Il y a six mois, l'Égypte a entamé une vaste campagne de détection et de traitement de l'hépatite C avec pour objectif d’éradiquer la maladie d’ici 2020. Une prouesse en matière de santé publique qui veut faire oublier un scandale d’État : ce sont les autorités elles-mêmes qui, dans les années 1960, ont inoculé cette maladie aux Égyptiens en voulant combattre la bilharziose, contaminant près de 50% des hommes de plus de 50 ans dans le delta du Nil.
Une gigantesque campagne de dépistage de l'hépatite C mobilise toute l'Égypte depuis six mois. Le but : dépister et soigner une population parmi les plus atteintes au monde. On estime que dans les années 2000, près de 20 % des Égyptiens étaient infectés par le virus de l'hépatite C. Un virus dangereux, car la maladie peut rester silencieuse pendant des décennies et soudainement dégénérer en cirrhose ou en cancer.
Près de 50 millions d'Égyptiens ont jusqu'ici été testés. Les autorités sanitaires espèrent qu'avant fin 2019, plus de 2 millions d'entre eux seront traités.
Il faut dire qu'avec un coût pour le système de santé de plusieurs centaines de milliers d'euros par an, cette maladie était devenue l'une des priorités du gouvernement.
Des traitements ont commencé à être distribués en 2006. Avec l'arrivée sur le marché d'un générique fabriqué en Égypte à un prix défiant toute concurrence, la lutte contre l'hépatite C a considérablement progressé. Le pays est même qualifié de bon élève dans la lutte contre la maladie par l'Organisation mondiale de la santé (OMS).
De la bilharziose à l'hépatite C
Mais derrière les apparences de cette prouesse sanitaire se cache une autre réalité bien plus sombre.
Dans les années 1960, la bilharziose, une maladie due à un parasite présent dans le Nil, se répand à travers tout le pays. Les autorités, en pleine euphorie nassérienne, se lancent dans des campagnes de vaccination sans précèdent : on pique à la chaîne... sans aucune stérilisation. Le succès est immédiat : le taux de bilharziose s'effondre, mais génère sans qu'on le sache l'un des plus gros scandales sanitaires contemporains.
Il faudra attendre les années 1990 et la découverte de l'hépatite C pour comprendre que ces campagnes de vaccination contre la bilharziose sont à l'origine d'une transmission massive de la maladie hépatique. L'Égypte affiche alors l'un des taux de contamination les plus importants au monde : des centaines de milliers d'Égyptiens sont concernés. Dans le delta du Nil, près de la moitié des hommes de plus de 50 ans sont touchés. Cancers et cirrhoses sont partout. L'ampleur du cas égyptien est telle qu'il est étudié comme un contre-exemple de médecine préventive dans les universités de médecine étrangères.
Les choses en grand
En réaction, l'État se lance dans une lutte acharnée contre la maladie. Des dizaines de centres de traitement ouvrent à travers tout le pays. En 2014, l'Égypte a même inventé un modèle de coopération inédit avec une grande entreprise pharmaceutique américaine afin de faire baisser le coût du traitement à 800 euros, alors qu'il est parfois facturé plus de 60 000 euros aux États-Unis et en Europe. Une première victoire qui a donné́ aux autorités envie de voir les choses en grand.
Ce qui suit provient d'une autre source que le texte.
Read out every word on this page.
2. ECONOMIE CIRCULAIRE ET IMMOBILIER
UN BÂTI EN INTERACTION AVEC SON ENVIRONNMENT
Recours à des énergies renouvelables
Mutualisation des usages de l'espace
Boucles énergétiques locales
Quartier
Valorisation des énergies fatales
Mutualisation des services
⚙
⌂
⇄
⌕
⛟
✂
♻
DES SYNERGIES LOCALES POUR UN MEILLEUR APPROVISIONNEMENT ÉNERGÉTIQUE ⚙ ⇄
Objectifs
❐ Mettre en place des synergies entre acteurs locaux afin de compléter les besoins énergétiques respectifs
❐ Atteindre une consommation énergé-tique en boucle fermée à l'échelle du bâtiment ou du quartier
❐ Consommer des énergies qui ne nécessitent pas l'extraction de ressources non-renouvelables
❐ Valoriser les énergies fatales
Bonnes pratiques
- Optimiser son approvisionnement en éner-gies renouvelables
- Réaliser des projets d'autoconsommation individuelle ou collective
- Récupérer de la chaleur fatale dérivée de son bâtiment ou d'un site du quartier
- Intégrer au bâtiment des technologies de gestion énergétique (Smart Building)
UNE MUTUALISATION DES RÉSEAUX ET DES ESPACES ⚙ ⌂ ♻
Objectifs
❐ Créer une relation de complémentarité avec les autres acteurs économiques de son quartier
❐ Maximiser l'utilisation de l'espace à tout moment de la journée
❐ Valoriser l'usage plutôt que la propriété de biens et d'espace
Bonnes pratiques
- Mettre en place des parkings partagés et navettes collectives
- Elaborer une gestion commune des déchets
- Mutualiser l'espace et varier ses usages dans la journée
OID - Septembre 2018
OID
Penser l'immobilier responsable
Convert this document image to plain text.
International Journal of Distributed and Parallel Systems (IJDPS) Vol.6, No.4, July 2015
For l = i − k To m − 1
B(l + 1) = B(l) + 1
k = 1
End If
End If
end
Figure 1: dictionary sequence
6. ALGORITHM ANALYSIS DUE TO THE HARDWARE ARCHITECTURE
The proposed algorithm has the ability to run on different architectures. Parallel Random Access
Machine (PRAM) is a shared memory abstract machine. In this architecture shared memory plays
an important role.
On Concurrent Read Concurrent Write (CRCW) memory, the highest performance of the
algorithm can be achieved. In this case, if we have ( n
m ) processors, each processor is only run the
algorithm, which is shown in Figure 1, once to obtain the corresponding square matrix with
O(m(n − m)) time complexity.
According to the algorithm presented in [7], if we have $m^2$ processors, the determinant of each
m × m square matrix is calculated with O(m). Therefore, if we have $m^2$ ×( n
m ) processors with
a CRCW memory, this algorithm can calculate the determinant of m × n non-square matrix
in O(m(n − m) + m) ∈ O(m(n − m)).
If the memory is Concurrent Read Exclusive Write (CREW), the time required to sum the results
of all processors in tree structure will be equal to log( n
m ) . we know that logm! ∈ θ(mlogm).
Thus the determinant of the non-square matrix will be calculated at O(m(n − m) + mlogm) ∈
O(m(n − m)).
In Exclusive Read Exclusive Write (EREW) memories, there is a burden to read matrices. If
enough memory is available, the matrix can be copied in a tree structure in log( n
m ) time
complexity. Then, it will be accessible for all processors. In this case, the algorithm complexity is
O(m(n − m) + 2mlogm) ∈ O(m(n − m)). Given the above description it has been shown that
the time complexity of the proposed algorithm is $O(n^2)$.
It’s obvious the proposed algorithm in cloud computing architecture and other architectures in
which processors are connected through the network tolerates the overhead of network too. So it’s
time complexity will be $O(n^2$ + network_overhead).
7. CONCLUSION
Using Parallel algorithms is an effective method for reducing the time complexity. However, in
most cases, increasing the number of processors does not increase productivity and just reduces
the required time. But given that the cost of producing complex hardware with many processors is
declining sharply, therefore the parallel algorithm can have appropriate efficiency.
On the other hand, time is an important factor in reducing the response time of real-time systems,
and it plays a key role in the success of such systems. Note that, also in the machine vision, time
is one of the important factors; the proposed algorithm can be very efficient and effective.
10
En octobre 2018, une campagne de dépistage sans précèdent a donc été́ lancée sur tout le territoire. Les autorités espèrent éradiquer la maladie d'ici 2020. L'OMS estime, quant à elle, qu'il faudra 10 à 15 ans pour faire tomber le taux d'infection en-dessous de 2 %.
Si le combat est déjà̀ bien engagé, il n'est pas gagné́ d'avance. Il reste encore, sur la route de l'éradication, de nombreux obstacles pour faire oublier cette contamination à l'échelle d'une population entière.